In this dinner-only restaurant lies the essence of the deep-rooted flavours of Karachi. A few years back, Adil Moosajee, one of the founding members, started recreating his late grandmother’s Bohra recipes with his cook Gulnaaz (the head chef at The East End). At the same time, finding the Keamari crabs to have lost their original taste, he met with people in Keamari and Hawksbay to work on their recipes.
The challenge for Adil and his partners, Muffadal Halai and Fawad Arif, was to sell the idea of having Pakistani food in small portions and over five courses – a novel concept in the city at the time of the restaurant’s launch.
“We wanted to provide the people of Karachi with a lovely and elaborate dining experience of desi food,” says Adil. And elaborate it is! You can choose an entrée from one of the three 5-course sets—The Bohra Exotics, Captain Charlie’s Keamari, and Flying East—and then wait for the chef to surprise you with the accompanying courses and drinks.
The first course and welcome drink—ghaatiya mirch and what I like to call an “imli slushie”—had varying textures and flavours that played off each other wonderfully. The combination of the tangy, achaar-filled chillies with the crunchy papri, washed down with the sweet and sour tamarind drink, was a treat for the palate.

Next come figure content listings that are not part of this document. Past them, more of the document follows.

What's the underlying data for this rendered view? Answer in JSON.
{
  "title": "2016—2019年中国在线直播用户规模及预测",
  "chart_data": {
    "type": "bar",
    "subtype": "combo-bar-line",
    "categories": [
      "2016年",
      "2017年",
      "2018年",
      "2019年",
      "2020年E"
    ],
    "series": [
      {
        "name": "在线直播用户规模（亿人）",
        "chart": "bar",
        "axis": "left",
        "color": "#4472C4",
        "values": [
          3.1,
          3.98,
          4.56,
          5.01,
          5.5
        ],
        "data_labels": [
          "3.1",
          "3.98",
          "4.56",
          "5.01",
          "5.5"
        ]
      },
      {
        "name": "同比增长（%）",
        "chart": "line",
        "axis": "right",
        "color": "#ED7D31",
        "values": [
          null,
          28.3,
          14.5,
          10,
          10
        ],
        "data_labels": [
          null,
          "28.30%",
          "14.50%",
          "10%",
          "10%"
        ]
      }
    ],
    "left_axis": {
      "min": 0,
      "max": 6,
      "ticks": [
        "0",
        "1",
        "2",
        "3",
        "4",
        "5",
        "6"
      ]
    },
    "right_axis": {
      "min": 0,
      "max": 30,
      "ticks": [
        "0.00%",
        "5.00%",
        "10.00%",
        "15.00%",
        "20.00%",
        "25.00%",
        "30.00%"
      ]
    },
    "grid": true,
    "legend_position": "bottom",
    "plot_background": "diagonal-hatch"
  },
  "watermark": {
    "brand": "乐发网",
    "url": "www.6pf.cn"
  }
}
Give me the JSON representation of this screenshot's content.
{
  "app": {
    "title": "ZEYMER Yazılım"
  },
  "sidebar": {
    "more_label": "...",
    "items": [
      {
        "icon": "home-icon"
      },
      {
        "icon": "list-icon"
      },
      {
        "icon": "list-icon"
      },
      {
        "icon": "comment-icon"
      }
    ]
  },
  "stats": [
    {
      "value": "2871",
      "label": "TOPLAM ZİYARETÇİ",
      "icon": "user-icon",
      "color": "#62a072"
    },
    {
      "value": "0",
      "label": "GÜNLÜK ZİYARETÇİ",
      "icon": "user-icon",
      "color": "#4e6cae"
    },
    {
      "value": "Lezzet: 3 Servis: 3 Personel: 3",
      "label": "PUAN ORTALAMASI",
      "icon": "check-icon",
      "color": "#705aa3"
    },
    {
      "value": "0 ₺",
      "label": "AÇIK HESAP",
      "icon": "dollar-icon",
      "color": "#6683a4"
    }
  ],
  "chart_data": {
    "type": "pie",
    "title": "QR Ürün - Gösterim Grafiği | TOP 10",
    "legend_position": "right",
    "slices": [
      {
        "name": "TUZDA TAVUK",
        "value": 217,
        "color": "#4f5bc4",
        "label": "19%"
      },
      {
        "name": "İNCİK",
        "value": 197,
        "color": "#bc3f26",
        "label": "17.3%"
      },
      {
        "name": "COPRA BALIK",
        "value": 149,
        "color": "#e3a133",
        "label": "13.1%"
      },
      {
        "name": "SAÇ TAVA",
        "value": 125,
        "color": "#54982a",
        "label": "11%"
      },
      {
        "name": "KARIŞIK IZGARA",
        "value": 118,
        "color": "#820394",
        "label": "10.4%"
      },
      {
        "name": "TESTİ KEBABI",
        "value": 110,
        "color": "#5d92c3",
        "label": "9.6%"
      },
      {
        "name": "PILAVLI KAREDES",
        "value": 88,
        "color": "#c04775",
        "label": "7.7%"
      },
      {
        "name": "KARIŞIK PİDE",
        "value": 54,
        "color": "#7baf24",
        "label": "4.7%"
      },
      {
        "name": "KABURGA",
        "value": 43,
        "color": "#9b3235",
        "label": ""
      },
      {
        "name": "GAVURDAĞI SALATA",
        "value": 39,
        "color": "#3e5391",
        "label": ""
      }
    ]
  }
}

The next two courses follow the theme of the set meal of your choice; the Bohra flavours come in the form of crispy aloo paapar and mini beef tacos. Among the Bohra mains (which come with a peach drink), we ordered the Mutton Roast with Daal Chawal and the Chicken with Peanut Sauce and Coconut Rice. The mutton, tender to the touch, was seasoned perfectly. The peanut sauce, although a little too sweet for my taste, went well with the fragrant rice.
Captain Charlie’s Keamari starts you off with khattay aloo and finger-licking BBQ prawns. If you order the Keamari Crabs as a main, prepare to dig into the bucket with your fingers to enjoy succulent pieces of the shellfish. Both the Prawn Lal Karahee and Prawn Biryani were delicious, aromatic, and reminiscent of classic cooking techniques. These zesty mains came with a cooling mint drink.
From the ‘Flying East’ meal, inspired by farmlands in Gharo and Sanghar, we chose the Chicken Charga with Chapatti (served with lassi), and it did not disappoint. While the whole experience is a far cry from that offered by a roadside dhaba, for a fleeting moment you’re reminded of your favourite street food.
The sweet courses—crispy malpua served with rabri, the nut-laden date dessert, and the always reliable kulfi falooda—were all commendable, though not quite as memorable as their savoury predecessors. There’s also an option of cinnamon or milk tea at the end, right around the time when you think you can’t have another sip or bite – but we did, and had no regrets.
Reservation is recommended, and so is keeping cash on hand, as the restaurant doesn’t accept cards.